Systems Biology Laboratory, School of Mathematics and Statistics, and Department of Biomedical Engineering, University of Melbourne, Parkville, Victoria 3010, Australia.
Dipartimento Interateneo di Scienze, Progetto e Politiche del Territorio (DIST) Politecnico di Torino, Viale Pier Andrea Mattioli, Torino 39 10125, Italy.
J R Soc Interface. 2021 Sep;18(182):20210383. doi: 10.1098/rsif.2021.0383. Epub 2021 Sep 29.
Collective migration occurs throughout the animal kingdom, and demands both the interpretation of navigational cues and the perception of other individuals within the group. Navigational cues orient individuals towards a destination, while it has been demonstrated that communication between individuals enhances navigation through a reduction in orientation error. We develop a mathematical model of collective navigation that synthesizes navigational cues and perception of other individuals. Crucially, this approach incorporates uncertainty inherent to cue interpretation and perception in the decision making process, which can arise due to noisy environments. We demonstrate that collective navigation is more efficient than individual navigation, provided a threshold number of other individuals are perceptible. This benefit is even more pronounced in low navigation information environments. In navigation 'blindspots', where no information is available, navigation is enhanced through a relay that connects individuals in information-poor regions to individuals in information-rich regions. As an expository case study, we apply our framework to minke whale migration in the northeast Atlantic Ocean, and quantify the decrease in navigation ability due to anthropogenic noise pollution.

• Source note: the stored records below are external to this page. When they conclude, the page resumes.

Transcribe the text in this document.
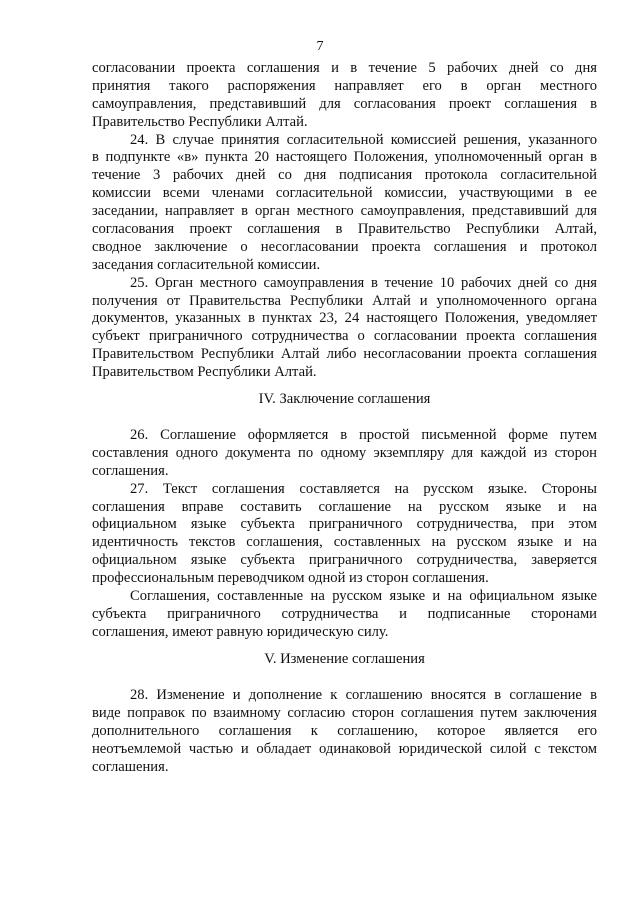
7
согласовании проекта соглашения и в течение 5 рабочих дней со дня
принятия такого распоряжения направляет его в орган местного
самоуправления, представивший для согласования проект соглашения в
Правительство Республики Алтай.
24. В случае принятия согласительной комиссией решения, указанного
в подпункте «в» пункта 20 настоящего Положения, уполномоченный орган в
течение 3 рабочих дней со дня подписания протокола согласительной
комиссии всеми членами согласительной комиссии, участвующими в ее
заседании, направляет в орган местного самоуправления, представивший для
согласования проект соглашения в Правительство Республики Алтай,
сводное заключение о несогласовании проекта соглашения и протокол
заседания согласительной комиссии.
25. Орган местного самоуправления в течение 10 рабочих дней со дня
получения от Правительства Республики Алтай и уполномоченного органа
документов, указанных в пунктах 23, 24 настоящего Положения, уведомляет
субъект приграничного сотрудничества о согласовании проекта соглашения
Правительством Республики Алтай либо несогласовании проекта соглашения
Правительством Республики Алтай.
IV. Заключение соглашения
26. Соглашение оформляется в простой письменной форме путем
составления одного документа по одному экземпляру для каждой из сторон
соглашения.
27. Текст соглашения составляется на русском языке. Стороны
соглашения вправе составить соглашение на русском языке и на
официальном языке субъекта приграничного сотрудничества, при этом
идентичность текстов соглашения, составленных на русском языке и на
официальном языке субъекта приграничного сотрудничества, заверяется
профессиональным переводчиком одной из сторон соглашения.
Соглашения, составленные на русском языке и на официальном языке
субъекта приграничного сотрудничества и подписанные сторонами
соглашения, имеют равную юридическую силу.
V. Изменение соглашения
28. Изменение и дополнение к соглашению вносятся в соглашение в
виде поправок по взаимному согласию сторон соглашения путем заключения
дополнительного соглашения к соглашению, которое является его
неотъемлемой частью и обладает одинаковой юридической силой с текстом
соглашения.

集体迁移发生在整个动物界,需要对导航线索进行解释,还需要感知群体中的其他个体。导航线索使个体朝着目标前进,而已经证明个体之间的通信可以通过减少定向误差来增强导航。我们开发了一个集体导航的数学模型,该模型综合了导航线索和对其他个体的感知。至关重要的是,这种方法将决策过程中由于嘈杂环境而导致的线索解释和感知固有的不确定性纳入其中。我们证明,只要能感知到一定数量的其他个体,集体导航比个体导航更有效率。在低导航信息环境中,这种优势更为明显。在没有信息的“导航盲点”中,导航会通过连接信息匮乏区域和信息丰富区域的个体的接力来增强。作为一个说明性的案例研究,我们将我们的框架应用于东北大西洋小须鲸的洄游,并量化了由于人为噪声污染导致的导航能力下降。